# General Equation of the Circle

### General Equation of the Circle:

#### 1. General Form of the Circle Equation:

• The general equation of a circle is $A{x}^{2}+A{y}^{2}+Dx+Ey+F=0$.
• Conditions: For this equation to represent a circle, $A=B$ (coefficients of ${x}^{2}$ and ${y}^{2}$ terms should be equal).

#### 2. Center and Radius from the General Equation:

• Center: The center of the circle is given by $\left(-\frac{D}{2A},-\frac{E}{2A}\right)$.
• Radius: $r=\sqrt{\frac{{D}^{2}+{E}^{2}-4AF}{4{A}^{2}}}$.

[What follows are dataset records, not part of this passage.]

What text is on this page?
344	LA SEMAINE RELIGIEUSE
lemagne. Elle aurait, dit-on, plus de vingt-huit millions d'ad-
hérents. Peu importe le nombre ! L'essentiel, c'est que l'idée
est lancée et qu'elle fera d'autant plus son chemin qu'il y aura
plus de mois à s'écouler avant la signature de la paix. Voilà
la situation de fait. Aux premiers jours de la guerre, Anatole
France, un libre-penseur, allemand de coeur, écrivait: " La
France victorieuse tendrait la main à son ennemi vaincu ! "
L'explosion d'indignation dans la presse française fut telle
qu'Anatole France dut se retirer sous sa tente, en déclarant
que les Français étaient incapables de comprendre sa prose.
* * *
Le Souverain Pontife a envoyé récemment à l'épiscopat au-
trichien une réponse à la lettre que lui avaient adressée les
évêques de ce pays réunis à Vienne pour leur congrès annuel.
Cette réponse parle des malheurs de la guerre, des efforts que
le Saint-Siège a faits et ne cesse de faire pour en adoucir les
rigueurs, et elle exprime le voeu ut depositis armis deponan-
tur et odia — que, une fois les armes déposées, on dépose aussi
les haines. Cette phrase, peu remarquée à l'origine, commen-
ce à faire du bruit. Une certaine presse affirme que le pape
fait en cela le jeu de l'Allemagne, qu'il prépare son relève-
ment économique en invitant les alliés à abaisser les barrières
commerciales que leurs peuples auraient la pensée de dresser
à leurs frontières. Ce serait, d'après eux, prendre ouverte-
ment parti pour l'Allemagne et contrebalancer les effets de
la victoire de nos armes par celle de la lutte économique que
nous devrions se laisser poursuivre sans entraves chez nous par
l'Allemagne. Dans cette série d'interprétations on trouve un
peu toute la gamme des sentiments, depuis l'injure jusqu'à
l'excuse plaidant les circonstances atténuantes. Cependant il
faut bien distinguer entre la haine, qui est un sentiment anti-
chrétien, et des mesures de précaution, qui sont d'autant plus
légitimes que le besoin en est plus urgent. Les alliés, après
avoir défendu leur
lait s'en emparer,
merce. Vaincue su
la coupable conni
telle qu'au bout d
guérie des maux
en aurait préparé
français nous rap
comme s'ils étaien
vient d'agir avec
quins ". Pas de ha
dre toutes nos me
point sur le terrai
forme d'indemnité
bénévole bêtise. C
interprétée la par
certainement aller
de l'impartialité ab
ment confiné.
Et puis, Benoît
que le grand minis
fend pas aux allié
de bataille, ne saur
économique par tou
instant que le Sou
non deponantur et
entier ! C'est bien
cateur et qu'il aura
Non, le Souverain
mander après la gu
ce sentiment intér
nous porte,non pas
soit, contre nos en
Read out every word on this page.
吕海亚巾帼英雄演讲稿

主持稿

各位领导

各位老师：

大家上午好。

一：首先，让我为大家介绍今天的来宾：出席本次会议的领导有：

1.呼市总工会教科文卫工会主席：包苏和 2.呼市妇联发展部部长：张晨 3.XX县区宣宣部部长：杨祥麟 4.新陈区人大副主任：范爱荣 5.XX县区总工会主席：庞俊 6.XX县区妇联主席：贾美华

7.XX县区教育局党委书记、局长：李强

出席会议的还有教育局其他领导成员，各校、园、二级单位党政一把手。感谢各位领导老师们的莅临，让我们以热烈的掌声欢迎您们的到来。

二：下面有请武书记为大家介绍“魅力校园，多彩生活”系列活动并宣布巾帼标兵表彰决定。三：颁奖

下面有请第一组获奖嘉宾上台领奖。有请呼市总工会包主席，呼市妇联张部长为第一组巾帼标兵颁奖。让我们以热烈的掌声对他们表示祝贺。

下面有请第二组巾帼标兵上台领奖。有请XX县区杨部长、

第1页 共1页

#### 3. Example of General Equation of Circle:

Given the equation $3{x}^{2}+3{y}^{2}-4x+6y-5=0$, determine its center and radius.

Solution:

Comparing the equation $A{x}^{2}+A{y}^{2}+Dx+Ey+F=0$ with $3{x}^{2}+3{y}^{2}-4x+6y-5=0$:

• $A=3$, $D=-4$, $E=6$, and $F=-5$.

Using the formulas:

• Center: $\left(-\frac{D}{2A},-\frac{E}{2A}\right)=\left(-\frac{-4}{2\cdot 3},-\frac{6}{2\cdot 3}\right)=\left(\frac{2}{3},-1\right)$
• Radius: $r=\sqrt{\frac{\left(-4{\right)}^{2}+\left(6{\right)}^{2}-4\cdot 3\cdot \left(-5\right)}{4\cdot {3}^{2}}}=\sqrt{\frac{16+36+60}{36}}=\sqrt{\frac{112}{36}}=\sqrt{3.11}\approx 1.76$Therefore, the center of the circle represented by the equation $3{x}^{2}+3{y}^{2}-4x+6y-5=0$ is $\left(\frac{2}{3},-1\right)$, and its radius is approximately $1.76$.